俺は野暮用で五月とお化け屋敷に入っていた。
次々と迫ってくるツギハギ男や、赤い血を流した露出狂、布を被った人やら幽霊を発勁で撃退しつつ、前へ進む。
「アバババババババ……」
五月はお化けが大の苦手らしい。さっきから電動歯ブラシの様に身体が震えていて、その上で俺にくっついてきている。
可愛げがあって推せる~。好きぃぃぃ!
早よ告白して付き合いたいぃぃ!
内心で叫んだが、その言葉達は虚空をこだました。
「お化け屋敷でターゲットを発見。速やかに排除するぞ」
そうこうしてるうちにまた新たな手勢が来た様だ。
手勢と言っても三人というか、先頭に立っていたのはピーマンだった。やけにバカでかいピーマンだった。
脇に立っていたのはエビピラプとホルモンだった。するとホルモンがメガホンを片手に演説を始めだした。
「野菜を殺すなー!」
「「野菜を殺すなー!」」
「……なに?」
ホルモンの掛け声に呼応して、ピーマンとエピピラフが声を出す。
「植物だって生きている!」
「「植物だって生きている!」」
ホルモンがそれ言うんかい!
「木にだって人権はある~!」
「「木にだって人権はある~!」」
えっ……なにこれ?
「植物はおいどんらの味方。動物だけが植物を搾取している! 植物だって生きたいんだ! 栄養は動物性から取れ! 植物を巻き込むなぁ!」
「そうだそうだー!」
「ピーマンを食べろー!」
目の前でデモが始まった。ていうかそれ、ピーマンじゃなくてホルモンが最初に言うんだ。相場は当事者であるピーマンが訴えるもんかと。
◇
「申し遅れたな。バイトが終わって五月親衛隊に戻ってきた。俺はピーマン相撲の使い手。ピーマンだ」
切り替え早。あとエピピラフとホルモンどっかいった。どこいった?
「俺は同人誌売りの一樹だ」
「えっ? なんですか? 自己紹介する流れなのですか? それじゃ、私はBL本を買いに来た五月です?」
◇
「さあ来い小坂! 格の違いを見せつけられてやろう!」
「諦めんな」
「ピーマン相撲不知火型!」
不知火型。腕を左右に大きく開くことが特徴。攻撃的で豪快な型だ。横綱の土俵入りに採用されてるほど有名な形である。

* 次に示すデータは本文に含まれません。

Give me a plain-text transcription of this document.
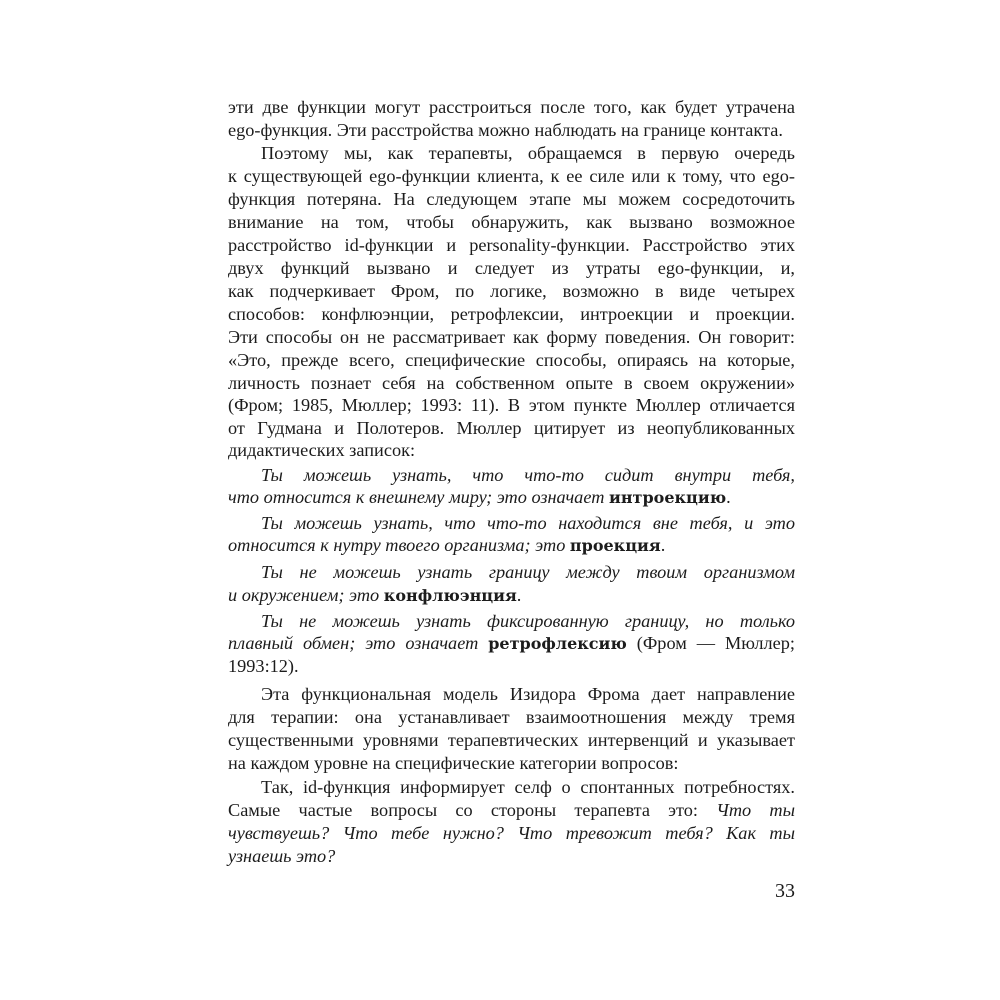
эти две функции могут расстроиться после того, как будет утрачена
ego-функция. Эти расстройства можно наблюдать на границе контакта.
Поэтому мы, как терапевты, обращаемся в первую очередь
к существующей ego-функции клиента, к ее силе или к тому, что ego-
функция потеряна. На следующем этапе мы можем сосредоточить
внимание на том, чтобы обнаружить, как вызвано возможное
расстройство id-функции и personality-функции. Расстройство этих
двух функций вызвано и следует из утраты ego-функции, и,
как подчеркивает Фром, по логике, возможно в виде четырех
способов: конфлюэнции, ретрофлексии, интроекции и проекции.
Эти способы он не рассматривает как форму поведения. Он говорит:
«Это, прежде всего, специфические способы, опираясь на которые,
личность познает себя на собственном опыте в своем окружении»
(Фром; 1985, Мюллер; 1993: 11). В этом пункте Мюллер отличается
от Гудмана и Полотеров. Мюллер цитирует из неопубликованных
дидактических записок:
Ты можешь узнать, что что-то сидит внутри тебя,
что относится к внешнему миру; это означает интроекцию.
Ты можешь узнать, что что-то находится вне тебя, и это
относится к нутру твоего организма; это проекция.
Ты не можешь узнать границу между твоим организмом
и окружением; это конфлюэнция.
Ты не можешь узнать фиксированную границу, но только
плавный обмен; это означает ретрофлексию (Фром — Мюллер;
1993:12).
Эта функциональная модель Изидора Фрома дает направление
для терапии: она устанавливает взаимоотношения между тремя
существенными уровнями терапевтических интервенций и указывает
на каждом уровне на специфические категории вопросов:
Так, id-функция информирует селф о спонтанных потребностях.
Самые частые вопросы со стороны терапевта это: Что ты
чувствуешь? Что тебе нужно? Что тревожит тебя? Как ты
узнаешь это?
33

「あ、あの……! いきなりなんなんですかあなたは! 不敬ですよ!」
臨戦体制を取っていたら五月が急に横から割って入ってきた。
「まずピーマンは、私達に何の御用がありますか!?」
「魚肉ソーセージ三本で小坂一樹を暗殺するために来た」
「次にあなたは!」
おいちょっとまて! あっさりとスルーしたけど、俺の命魚肉ソーセージ三本分なんか!?

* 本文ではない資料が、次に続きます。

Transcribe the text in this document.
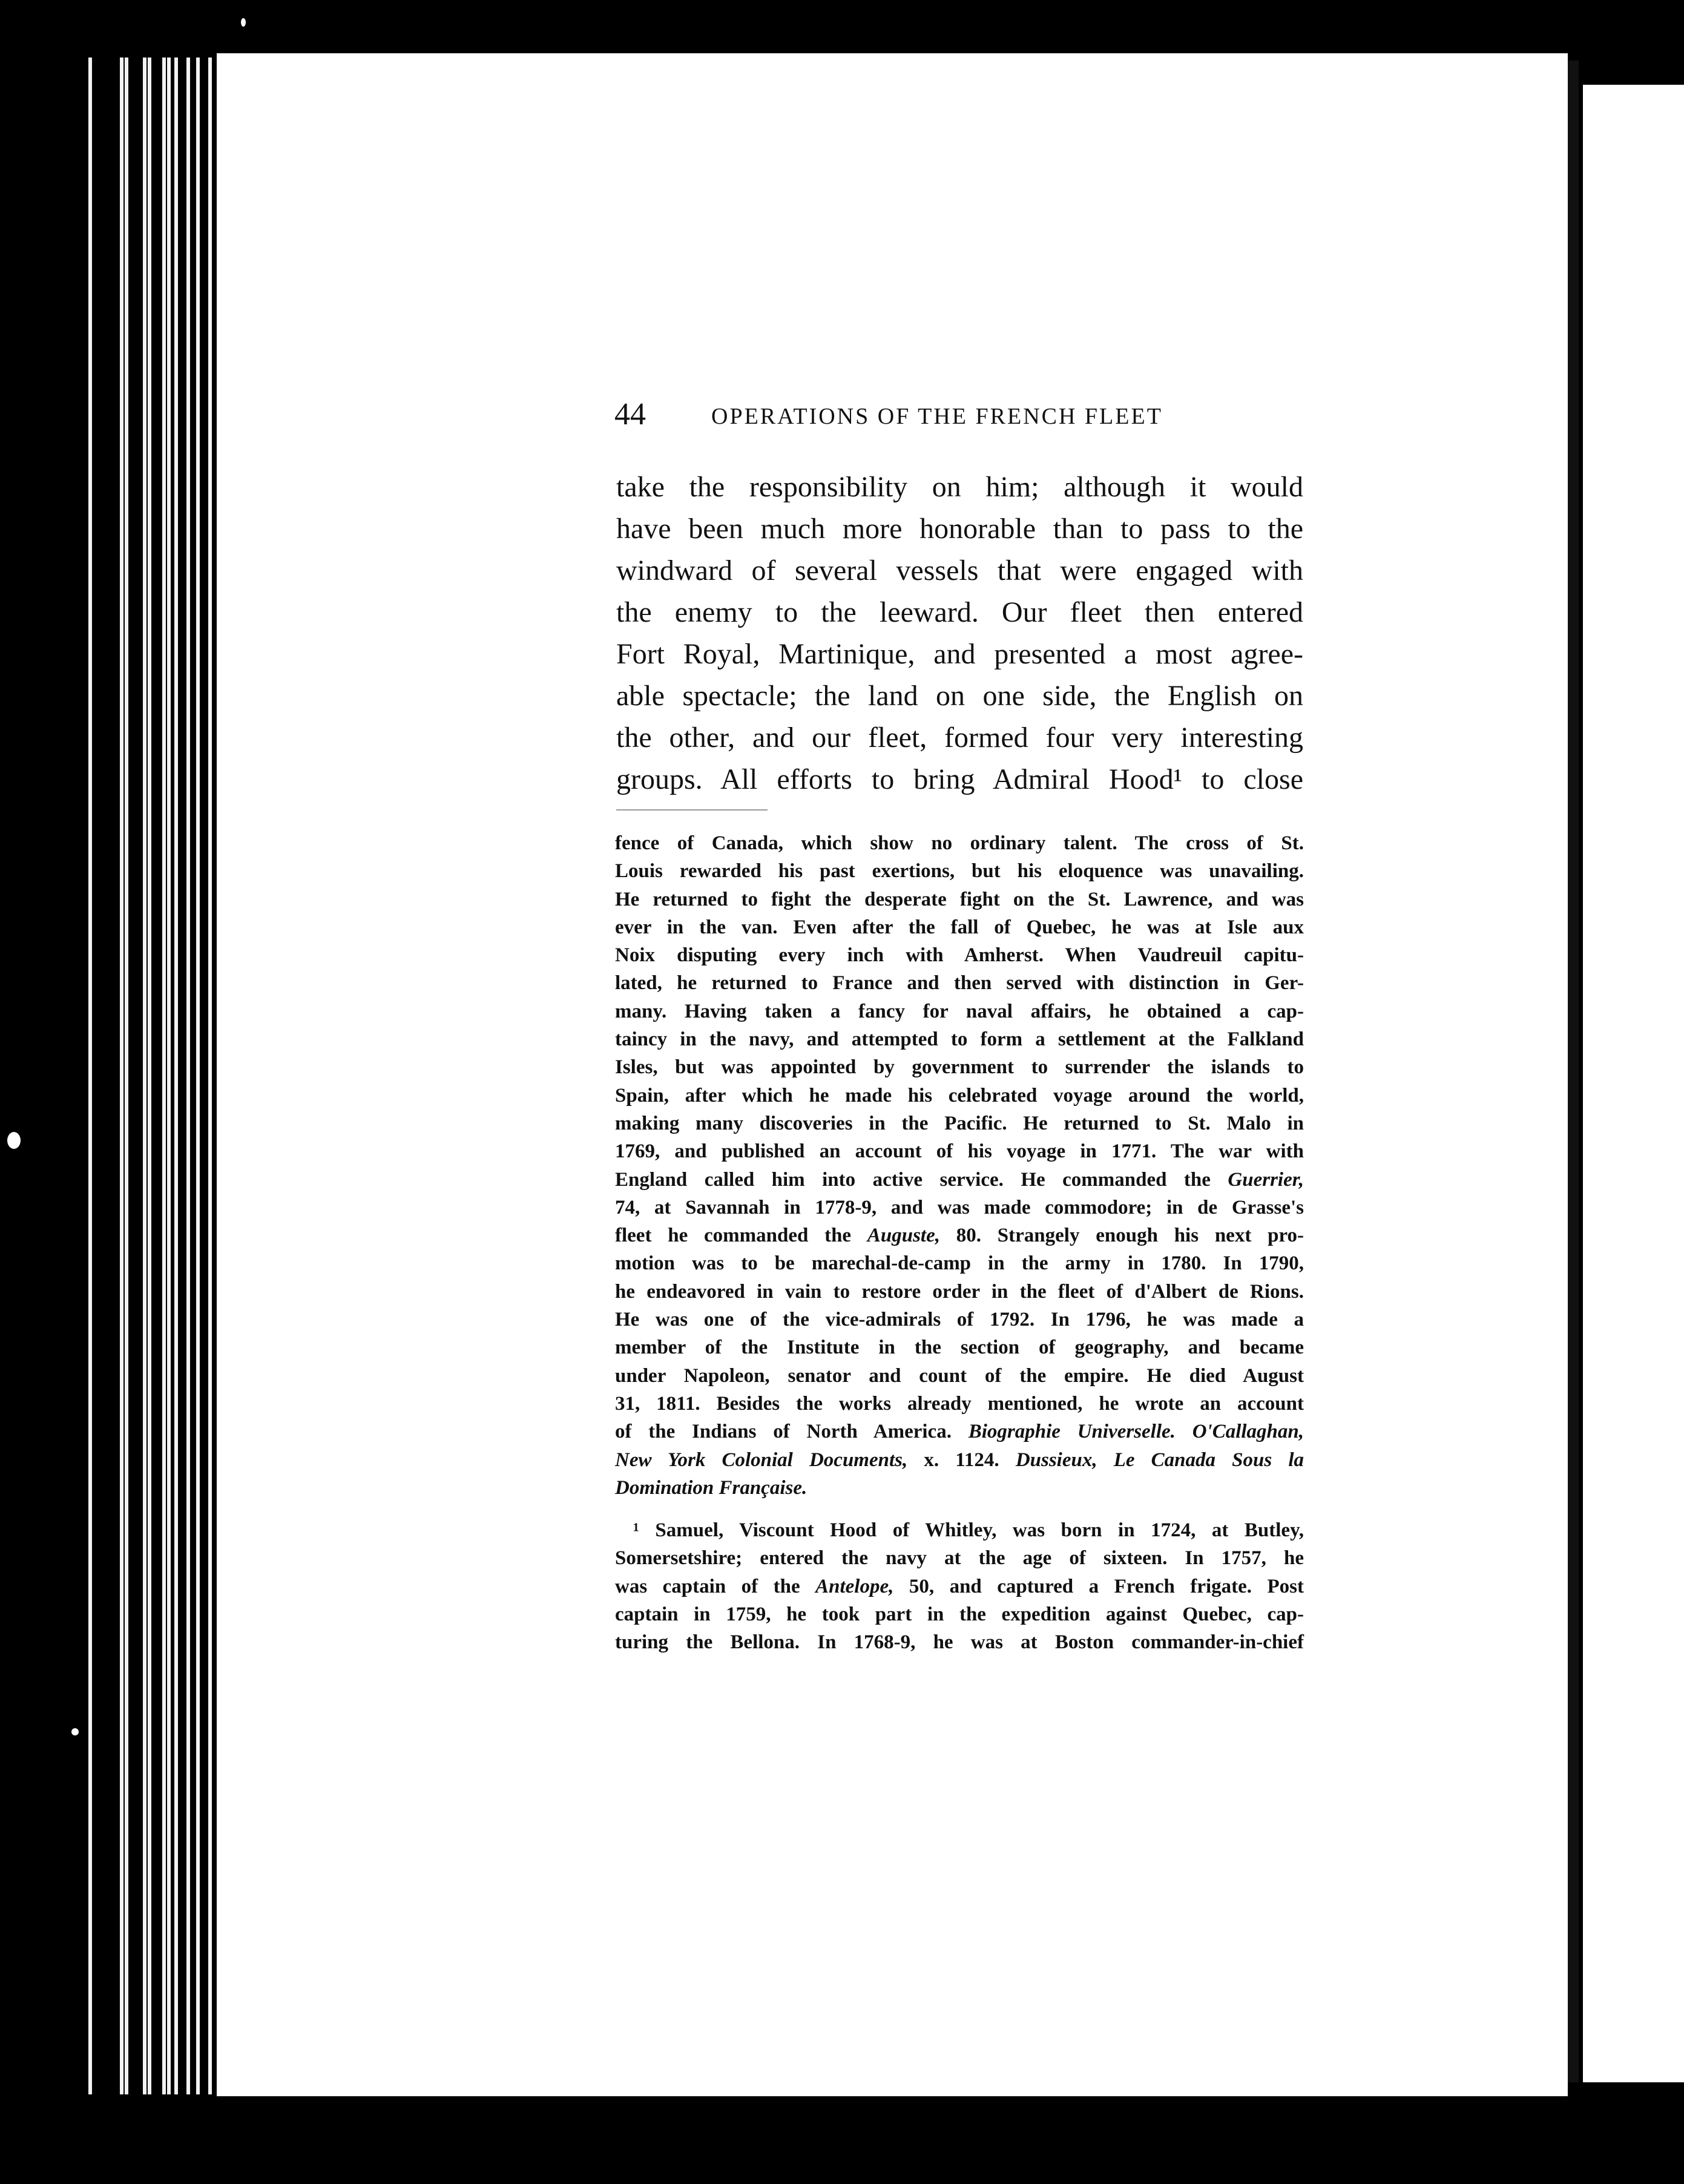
44	OPERATIONS OF THE FRENCH FLEET
take the responsibility on him; although it would
have been much more honorable than to pass to the
windward of several vessels that were engaged with
the enemy to the leeward. Our fleet then entered
Fort Royal, Martinique, and presented a most agree-
able spectacle; the land on one side, the English on
the other, and our fleet, formed four very interesting
groups. All efforts to bring Admiral Hood¹ to close
fence of Canada, which show no ordinary talent. The cross of St.
Louis rewarded his past exertions, but his eloquence was unavailing.
He returned to fight the desperate fight on the St. Lawrence, and was
ever in the van. Even after the fall of Quebec, he was at Isle aux
Noix disputing every inch with Amherst. When Vaudreuil capitu-
lated, he returned to France and then served with distinction in Ger-
many. Having taken a fancy for naval affairs, he obtained a cap-
taincy in the navy, and attempted to form a settlement at the Falkland
Isles, but was appointed by government to surrender the islands to
Spain, after which he made his celebrated voyage around the world,
making many discoveries in the Pacific. He returned to St. Malo in
1769, and published an account of his voyage in 1771. The war with
England called him into active service. He commanded the Guerrier,
74, at Savannah in 1778-9, and was made commodore; in de Grasse's
fleet he commanded the Auguste, 80. Strangely enough his next pro-
motion was to be marechal-de-camp in the army in 1780. In 1790,
he endeavored in vain to restore order in the fleet of d'Albert de Rions.
He was one of the vice-admirals of 1792. In 1796, he was made a
member of the Institute in the section of geography, and became
under Napoleon, senator and count of the empire. He died August
31, 1811. Besides the works already mentioned, he wrote an account
of the Indians of North America. Biographie Universelle. O'Callaghan,
New York Colonial Documents, x. 1124. Dussieux, Le Canada Sous la
Domination Française.
¹ Samuel, Viscount Hood of Whitley, was born in 1724, at Butley,
Somersetshire; entered the navy at the age of sixteen. In 1757, he
was captain of the Antelope, 50, and captured a French frigate. Post
captain in 1759, he took part in the expedition against Quebec, cap-
turing the Bellona. In 1768-9, he was at Boston commander-in-chief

ていうかツッコミ入れろよ五月。さっきからおかしいところしかないだろ!
ああもう。次は自分の番らしい。よく分からないが、ついさっきまでやっていた事を言おう。
「ああ、お化け屋敷の中で同人誌売っていた」
「そうですね。私はそれを買うために来ました。ほら、ここで争う必要ありませんよね?」
いやあ、ピーマンが俺の命狙ってるんだから争う必要あるだろ何言ってんだ。と言いたかったが、五月の剣幕に気圧されて言い出せなかった。
「あっ、はい。お騒がせしてすみませんでした……」
ピーマンも同じだったようで、ズコズコとお化け屋敷から撤退していった。
ていうか五月が言葉だけで襲撃者を追い払っちゃった。凄すぎるだろ。
◇
「やあピーマン。久しいわね」
「ゲッ、マリオ重国」
「過激派から穏健派に寝返る気はないかしら? 粗挽きソーセージ五本でどうで候?」
「乗った!」
「随分と決断が早いのね」
「俺は魚肉ソーセージ三本でアイツと契約した。そのソーセージはもう貰っている。なら次はお前らの番だ。両方から毟り取るのが常識だろ」
◇ピーマン。過激派から穏健派に寝返る。